News, Notes and Dirt (Submitted by Ricky Lee Hakes)


A few thoughts during a slow day at the office ……. Did you smell those towels Rudy gave out? What is her name!
……. Is anyone else worried about the nickname "Ray the Butcher"? ……. We've never eaten so well at a Waverly
……. We've never partied so little either ……. There is talk of impeachment of Jell-O Shot as Beverage Committee
chairman ……. : Was this the Waverly or the first round of the NHL playoffs? ……. Sammy is the only participant
who resides in Waverly ……. Does Stan have time for just one more practice swing? ……. . It's pretty bad when we
come home with unused "ballet" tickets ……. Separated at birth - Kelsey Grammar & Ray Leonardo ……. Handicap
skins? What the fuck is that? ……. Is a flag on the cart USGA legal?

Deadbeats
The two individuals that only gave Ricky Lee a $125 deposit still owe him $25. Please come forward, he already lost
enough on the weekend.

Newsletter 2
Some Details on the 1999 Waverly
Ricky Lee is in tense negotiations with the Sea Trails Resort & Plantation to finalize the cost. Here is what we know to date:

Practice Round: Wednesday, May 5th (Afternoon tee time)


Tournament Rounds: Thursday, May 6th to Saturday, May 8th
Venues: Byrd, Maple & Jones Courses, also 1 course off site.
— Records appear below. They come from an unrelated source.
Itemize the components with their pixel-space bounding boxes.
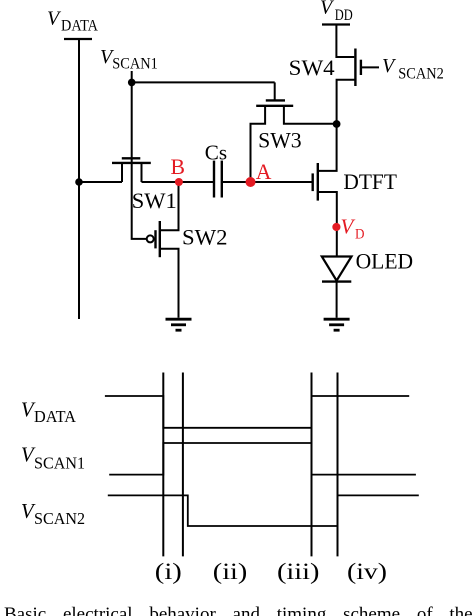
- wire SW4 gate lead: [361, 66, 379, 68]
- label V_DATA top: [47, 7, 98, 34]
- wire SW3 source to junction: [284, 106, 337, 124]
- wire main row left: [79, 181, 122, 183]
- label V_SCAN2 right: [382, 55, 444, 82]
- svg-text:D: D: [355, 226, 365, 242]
- diode OLED triangle: [322, 257, 352, 281]
- phase line iv: [337, 373, 339, 557]
- svg-text:B: B: [171, 155, 185, 179]
- svg-text:SCAN1: SCAN1: [112, 56, 158, 73]
- diode OLED cathode bar: [322, 280, 351, 282]
- transistor SW2 gate bubble: [147, 235, 154, 242]
- label V_SCAN1 top: [100, 46, 158, 72]
- capacitor Cs right plate: [221, 161, 223, 198]
- transistor DTFT channel bar: [317, 163, 319, 201]
- wire SW2 source to ground: [160, 249, 179, 318]
- node junction dot SW4 source: [333, 120, 341, 128]
- wire SW4 source: [337, 80, 356, 124]
- transistor SW2 channel bar: [159, 221, 161, 257]
- node junction dot V_DATA row: [75, 178, 83, 186]
- svg-text:V: V: [320, 0, 335, 19]
- timing diagram: [105, 373, 419, 557]
- svg-text:V: V: [382, 55, 397, 77]
- svg-text:DATA: DATA: [34, 407, 77, 426]
- svg-text:SW3: SW3: [258, 129, 302, 153]
- label V_DATA timing: [21, 398, 77, 426]
- svg-text:SCAN1: SCAN1: [34, 453, 85, 472]
- label V_DD: [320, 0, 353, 24]
- svg-text:DD: DD: [335, 7, 353, 24]
- svg-text:A: A: [256, 160, 272, 184]
- wire SW2 drain to node B: [160, 182, 179, 230]
- transistor SW1 channel bar: [112, 162, 151, 164]
- label V_SCAN2 timing: [21, 500, 85, 528]
- svg-text:SW4: SW4: [289, 56, 335, 80]
- ground OLED: [324, 319, 350, 330]
- wire SW1 to capacitor: [142, 181, 214, 183]
- transistor SW2 gate bar: [154, 230, 156, 248]
- svg-text:Cs: Cs: [205, 143, 227, 165]
- waveform V_DATA: [105, 396, 409, 428]
- waveform V_SCAN1: [109, 443, 416, 475]
- node A dot: [246, 177, 256, 187]
- node V_D dot: [332, 223, 340, 231]
- transistor SW3 channel bar: [256, 105, 293, 107]
- wire SW1 source lead: [121, 163, 123, 182]
- phase line i: [162, 373, 164, 557]
- wire SW1 drain lead: [141, 163, 143, 182]
- svg-text:SCAN2: SCAN2: [34, 509, 85, 528]
- wire SW4 drain: [336, 25, 354, 58]
- svg-text:(iii): (iii): [277, 559, 320, 584]
- svg-text:SCAN2: SCAN2: [398, 65, 444, 82]
- svg-text:Basic electrical behavior and: Basic electrical behavior and timing sch…: [4, 604, 473, 616]
- wire V_SCAN1 horizontal: [132, 71, 275, 82]
- phase line ii: [182, 373, 184, 557]
- svg-text:DTFT: DTFT: [343, 170, 397, 194]
- wire capacitor to DTFT gate: [222, 181, 313, 183]
- transistor SW3 gate bar: [266, 99, 285, 101]
- label V_SCAN1 timing: [21, 444, 85, 473]
- svg-text:V: V: [341, 215, 356, 239]
- svg-text:(iv): (iv): [347, 559, 387, 584]
- svg-text:(i): (i): [155, 559, 182, 584]
- svg-text:V: V: [47, 7, 62, 29]
- svg-text:DATA: DATA: [61, 18, 98, 35]
- wire DTFT source: [318, 192, 337, 257]
- V_DD terminal bar: [322, 23, 350, 25]
- transistor SW4 gate bar: [360, 60, 362, 75]
- ground SW2: [166, 319, 192, 330]
- node B dot: [175, 178, 183, 186]
- transistor SW4 channel bar: [354, 49, 356, 87]
- phase line iii: [311, 373, 313, 557]
- transistor SW1 gate bar: [122, 157, 141, 159]
- svg-text:SW1: SW1: [132, 189, 177, 213]
- wire SW3 gate lead: [274, 82, 276, 100]
- V_DATA terminal bar: [64, 38, 92, 40]
- wire OLED to ground: [336, 282, 338, 318]
- svg-text:SW2: SW2: [182, 226, 228, 250]
- wire V_DATA vertical: [78, 39, 80, 319]
- waveform V_SCAN2: [108, 495, 419, 526]
- svg-text:OLED: OLED: [356, 250, 414, 274]
- transistor DTFT gate bar: [312, 173, 314, 191]
- wire SW3 drain to node A: [251, 106, 266, 182]
- wire gate line SW1-SW2: [132, 82, 147, 239]
- label V_D: [341, 215, 365, 243]
- capacitor Cs left plate: [213, 161, 215, 198]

You should have recently received the Commissioner’s Invitation.

It Really Isn’t Funny


What started off to be a routine trip home for Ray the Butcher and Pat English can now only be described as hair
raising (and both could use a little of that). After departing from Sea Trails the two journeymen cruised down Rt. 17
to check out some of the eateries in Myrtle Beach and see if the leftover ballet tickets were good wampum. Finishing
the excursion, it was back onto I-40 for the ride to Raleigh-Durham Airport for a 5 PM flight back to the Big Apple.
Without boring you with all the details, the plane finally took off for LaGuardia at 11 PM. (Many beers purchased
with food voucher during the wait.) Once in NY the Ford Bronco was secured for what was hoped to be an uneventful
ride home. With about 2 miles to go and just over the Connecticut State line, the truck began losing power and thick
white smoke filled the air space immediately trailing the truck. We rolled to a stop and popped the hood only to see a
small oil fire dripping onto the road and smell black smoke. Reacting quickly, yet calmly, we first saved the clubs,
then the clothes out of the back of the truck. The fire quickly spread and engulfed the vehicle, melted the tires and
damaged the road. It was really one of life’s unique experiences – managing to shut down I-95 and back up traffic for
miles, this is one of the busiest thoroughfares in the tri-state area. Ray owned this truck for a number of years and had
vanity plates relating to his butcher business – BBQ TIME. When the firemen arrived they remarked how the plates
were very appropriate and even asked for one of the plates as a souvenir. It now proudly hangs in the Old Greenwich,
CT fire station. On a final note, after an intense letter writing campaign to US Airways we received $100 vouchers for
this year’s Waverly and we’ll use a car service for airport transportation.

The Field, The Skinny


The Commish 15 - Whatever happened to the good old days of handicaps by Stalin.
Razor Gillette 18 - When is this guy going to get enough handicap?
Woody 27 - More net double eagles and holes in one than I've ever seen.
Marty 12 - Some of the worst golf shots I've ever seen.
Bardo 6 – Still the low handicapper’s hero.
Courts 12 - Pretty boy now has a bracelet.
Rudy 10 – It was painful to watch. Hope he brings Pure Gold calendars this year.
Stan 9 - Give it up Stan, there is no such thing as a perfect swing.
Sam 21 - If only he could hit a driver.
Jim Jell-O Shot 20 – The unofficial most likely to win the 1999 Waverly candidate.
Ray 12 – Just look for the flag (who cares, the man can cook).
Patrick 26 - When is that golf swing going to finally live up to everyone's expectations?

Next edition of The Waverly Newsletter: Spring 1999.


Trivia answer: There was no winner of the 1994 World Series due to the players strike.